Almost 50% of people with high blood pressure are sensitive to salt, which means that increasing sodium intake greatly increases their blood pressure and puts them at risk for various complications. It has been estimated that an average adult consumes about 10 grams of salt instead of 4 grams recommended by international health organizations. According to estimates, 85% of the salt we eat is contained in the food provided and table salt is only 15% of the salt we eat. Sodium is found in many types of foods. Foods that contain large amounts of sodium are meat, fish, poultry and dairy products. Small amounts of sodium are also found in vegetables and cereals.

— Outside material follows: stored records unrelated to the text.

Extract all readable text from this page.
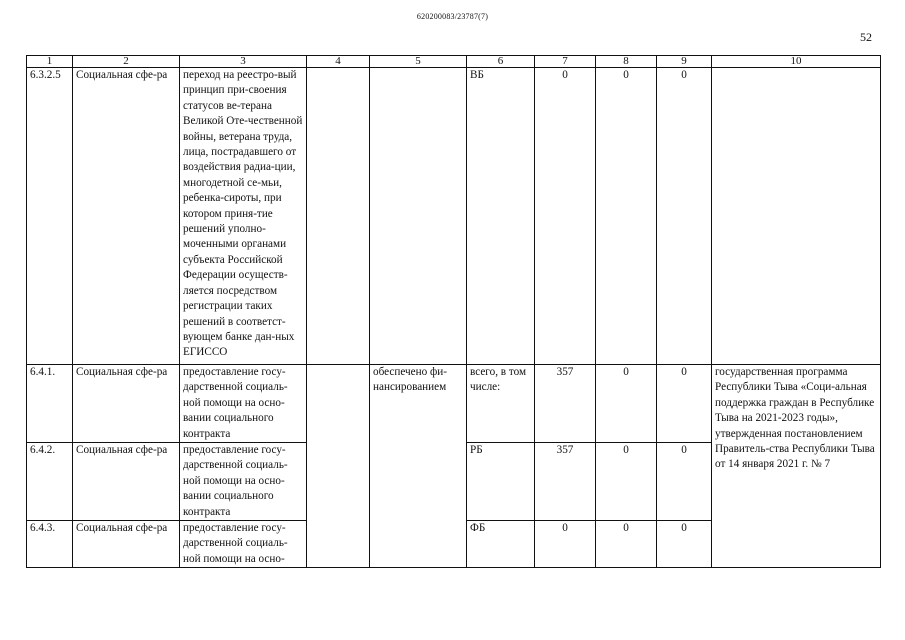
620200083/23787(7)
52
1	2	3	4	5	6	7	8	9	10
6.3.2.5	Социальная сфе-ра	переход на реестро-вый принцип при-своения статусов ве-терана Великой Оте-чественной войны, ветерана труда, лица, пострадавшего от воздействия радиа-ции, многодетной се-мьи, ребенка-сироты, при котором приня-тие решений уполно-моченными органами субъекта Российской Федерации осуществ-ляется посредством регистрации таких решений в соответст-вующем банке дан-ных ЕГИССО			ВБ	0	0	0	
6.4.1.	Социальная сфе-ра	предоставление госу-дарственной социаль-ной помощи на осно-вании социального контракта		обеспечено фи-нансированием	всего, в том числе:	357	0	0	государственная программа Республики Тыва «Соци-альная поддержка граждан в Республике Тыва на 2021-2023 годы», утвержденная постановлением Правитель-ства Республики Тыва от 14 января 2021 г. № 7
6.4.2.	Социальная сфе-ра	предоставление госу-дарственной социаль-ной помощи на осно-вании социального контракта			РБ	357	0	0	
6.4.3.	Социальная сфе-ра	предоставление госу-дарственной социаль-ной помощи на осно-			ФБ	0	0	0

In short, these are the foods you should avoid if you have hypertension: artichoke, carrot, celery, cress, spinach, bitumen, carrot, pineapple, canned fruit, canned vegetables, oranges, salted butter, salted beans, ham, salted meat, smoked or canned meat, cheese, ham, baking soda, soy sauce and dairy products.

Instead you can eat fish and fresh meat, olive oil, vinegar, fresh fruits, dried beans, low-fat milk, lean nuts, honey, pasta and rice.

In addition, several epidemiological studies have shown an inverse relationship between blood pressure levels and potassium intake. Evidence suggests that high potassium intake can lead to a significant decrease in both systolic and diastolic blood pressure. According to one study, people who consumed less than 2.6 times the potassium were more likely to die from stroke. Potassium can reduce blood pressure by removing sodium from the body through the urine.

Potassium-rich foods include peaches, apricots, pears, kiwi, pumpkin, zucchini, tomatoes, potatoes, bananas, oranges, avocados, figs, grapes, grapes, sweet potatoes, nuts, raisins, plums, strawberries, watermelons, asparagus, broccoli, cabbage, beans and walnuts.